The hygienist assured me it probably wasn’t that bad, but when I opened my mouth she remarked, quietly, “oh. My god.” Those words still ring in my ears today.

But we got to work scraping and chipping and scaling. After the initial shock wore off, the hygienist was very gentle and sweet. We took breaks as needed, because y’all, that hurt. There was so much blood. I probably cried because hey, I cry about everything.

I was in the chair for an hour.

But my teeth were scaled and polished and a weight was lifted from my shoulders. I had individual teeth! There were little spaces in between them! This didn’t bother me as I have always liked “natural” smiles. No braces or veneers for me. I love teeth with character. A friend of mine has a large gap in her lower teeth and I love looking at her smile.

I gave them my insurance details at the front desk and made an appointment for a couple fillings I was going to need.

I stepped out into light drizzle, my purple 4th Gen iPod Nano playing Gogol Bordello’s Super Taranta! as I walked to the hospital to meet up with my family, who were visiting my mom. The hits keep coming, and they don’t stop coming, eh? It’s funny how a memory can get burned in someone’s brain so deeply.

The dentist. That purple iPod. Gogol Bordello. The 30 minute walk under darkening skies.

Over the next several months, all my molars were filled. I lost one more because I was unable to pay for a root canal and crown. Even with better benefits, I was still going to need to pay 50% out of pocket and I just didn’t have it. So I have a space on the lower right and one on the upper left. I like the sensation of running my teeth through the spaces.

From that point on, I was getting cleanings every 6 months like clock work. I was brushing morning and night, but still wasn’t great at flossing. But hey – they’ll just scale it off when I go for my cleaning, right?

I was still so nervous about going to the dentist, even for a cleaning. What if they yelled at me for not taking better care of myself? In some ways, I was still that 5 year old kid, confused and crying about why everyone was mad at her not brushing well enough.

Last year, at a cleaning, I think I even apologised for the state of my teeth. The hygienist said some people just had more acidic (I think that was the word she used) saliva, which made plaque build up faster than other people. I could floss and floss and floss and would still need a good deal of scaling. And hey, she reminded me, it keeping her employed!

I would get a cleaning and then spend days marveling at the little space in between my two lower front teeth. The space that inevitably filled up with plaque throughout the year as my flossing got lackadaisical.

As I prepared for this week’s dentist visit, I was surprised to see that the space hadn’t “filled up” this time around. That is so gross and embarrassing, still. I know. I’m an educated, well read, traveled woman.

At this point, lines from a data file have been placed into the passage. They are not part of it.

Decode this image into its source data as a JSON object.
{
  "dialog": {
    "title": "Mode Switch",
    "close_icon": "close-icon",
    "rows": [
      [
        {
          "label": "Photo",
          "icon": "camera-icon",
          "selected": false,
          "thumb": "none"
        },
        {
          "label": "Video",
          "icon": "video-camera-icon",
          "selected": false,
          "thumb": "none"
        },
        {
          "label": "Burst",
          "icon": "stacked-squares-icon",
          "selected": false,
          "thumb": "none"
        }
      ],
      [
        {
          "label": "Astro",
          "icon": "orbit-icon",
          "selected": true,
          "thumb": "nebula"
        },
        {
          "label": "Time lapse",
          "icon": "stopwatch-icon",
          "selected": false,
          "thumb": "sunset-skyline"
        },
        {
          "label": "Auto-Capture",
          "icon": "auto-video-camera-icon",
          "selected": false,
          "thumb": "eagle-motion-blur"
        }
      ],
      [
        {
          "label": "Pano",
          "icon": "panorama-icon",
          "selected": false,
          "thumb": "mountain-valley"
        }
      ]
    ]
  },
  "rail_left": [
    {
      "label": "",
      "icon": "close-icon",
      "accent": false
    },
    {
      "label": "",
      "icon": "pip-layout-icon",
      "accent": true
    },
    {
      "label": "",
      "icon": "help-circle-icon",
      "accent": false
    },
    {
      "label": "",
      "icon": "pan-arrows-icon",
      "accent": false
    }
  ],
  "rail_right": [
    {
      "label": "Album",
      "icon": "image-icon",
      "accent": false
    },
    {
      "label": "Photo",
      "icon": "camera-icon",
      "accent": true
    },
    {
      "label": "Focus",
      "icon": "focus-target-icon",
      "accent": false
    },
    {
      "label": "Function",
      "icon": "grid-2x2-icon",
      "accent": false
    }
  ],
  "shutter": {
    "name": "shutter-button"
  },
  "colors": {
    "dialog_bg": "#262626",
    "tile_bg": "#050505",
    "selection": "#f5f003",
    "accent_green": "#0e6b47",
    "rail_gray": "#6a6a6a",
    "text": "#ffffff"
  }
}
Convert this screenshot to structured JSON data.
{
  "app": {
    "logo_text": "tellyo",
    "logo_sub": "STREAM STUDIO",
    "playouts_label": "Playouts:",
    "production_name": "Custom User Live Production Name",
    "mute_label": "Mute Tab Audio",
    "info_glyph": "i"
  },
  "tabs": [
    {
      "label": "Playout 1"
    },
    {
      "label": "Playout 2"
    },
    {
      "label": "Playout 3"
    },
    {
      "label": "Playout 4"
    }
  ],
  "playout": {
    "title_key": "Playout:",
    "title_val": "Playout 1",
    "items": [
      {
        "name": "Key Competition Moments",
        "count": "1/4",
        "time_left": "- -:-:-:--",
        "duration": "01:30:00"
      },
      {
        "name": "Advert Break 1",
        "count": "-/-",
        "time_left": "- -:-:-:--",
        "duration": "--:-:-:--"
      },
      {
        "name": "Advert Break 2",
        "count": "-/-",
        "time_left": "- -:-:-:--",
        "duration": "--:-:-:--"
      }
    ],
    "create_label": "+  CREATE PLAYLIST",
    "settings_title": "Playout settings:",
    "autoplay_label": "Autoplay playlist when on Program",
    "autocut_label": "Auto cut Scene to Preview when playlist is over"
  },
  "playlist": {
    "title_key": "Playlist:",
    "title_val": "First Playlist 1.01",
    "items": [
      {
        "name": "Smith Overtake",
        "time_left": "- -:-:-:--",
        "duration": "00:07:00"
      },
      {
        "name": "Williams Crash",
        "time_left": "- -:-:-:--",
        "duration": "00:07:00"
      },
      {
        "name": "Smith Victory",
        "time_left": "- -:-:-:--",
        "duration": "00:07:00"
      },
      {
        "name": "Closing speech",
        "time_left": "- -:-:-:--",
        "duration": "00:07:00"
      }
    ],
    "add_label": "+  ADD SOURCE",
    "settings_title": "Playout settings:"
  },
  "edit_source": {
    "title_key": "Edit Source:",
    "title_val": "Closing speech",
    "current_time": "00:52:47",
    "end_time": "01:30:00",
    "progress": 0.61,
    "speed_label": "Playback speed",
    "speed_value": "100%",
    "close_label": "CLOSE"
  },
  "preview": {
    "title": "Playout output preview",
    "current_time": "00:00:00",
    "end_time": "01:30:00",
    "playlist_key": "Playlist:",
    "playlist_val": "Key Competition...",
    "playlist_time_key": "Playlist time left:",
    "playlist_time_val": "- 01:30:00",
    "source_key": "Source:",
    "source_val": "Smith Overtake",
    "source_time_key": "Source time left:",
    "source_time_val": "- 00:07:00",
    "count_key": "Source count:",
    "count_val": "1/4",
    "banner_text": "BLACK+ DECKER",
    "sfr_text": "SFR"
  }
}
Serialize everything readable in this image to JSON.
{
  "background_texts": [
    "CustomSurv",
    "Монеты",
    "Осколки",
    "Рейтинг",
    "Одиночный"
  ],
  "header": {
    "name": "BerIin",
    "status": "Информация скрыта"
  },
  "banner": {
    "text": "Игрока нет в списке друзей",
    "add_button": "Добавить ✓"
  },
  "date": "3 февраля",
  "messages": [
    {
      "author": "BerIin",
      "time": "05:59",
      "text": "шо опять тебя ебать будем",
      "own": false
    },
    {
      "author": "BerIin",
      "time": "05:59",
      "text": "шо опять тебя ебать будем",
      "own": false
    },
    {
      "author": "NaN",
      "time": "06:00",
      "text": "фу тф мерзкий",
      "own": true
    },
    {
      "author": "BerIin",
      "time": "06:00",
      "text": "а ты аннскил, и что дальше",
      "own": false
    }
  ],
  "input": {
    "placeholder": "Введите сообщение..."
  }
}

And I still sometimes struggle with simple things like this.

But in the past 6 months, I had flossed just that little bit more to keep my gappy teeth still mostly gappy.

They’re not bright white, they’re spaced more than what would be considered “ideal”, and a couple are missing. I’m so glad I never got wisdom teeth because I can only imagine what kind of mess that would have made.

My teeth tell a story. A story of a lower-middle-class kid who wasn’t given a chance. Who had trauma installed at a very young age and didn’t even know it until they were almost 45.

My teeth tell the story of resilience.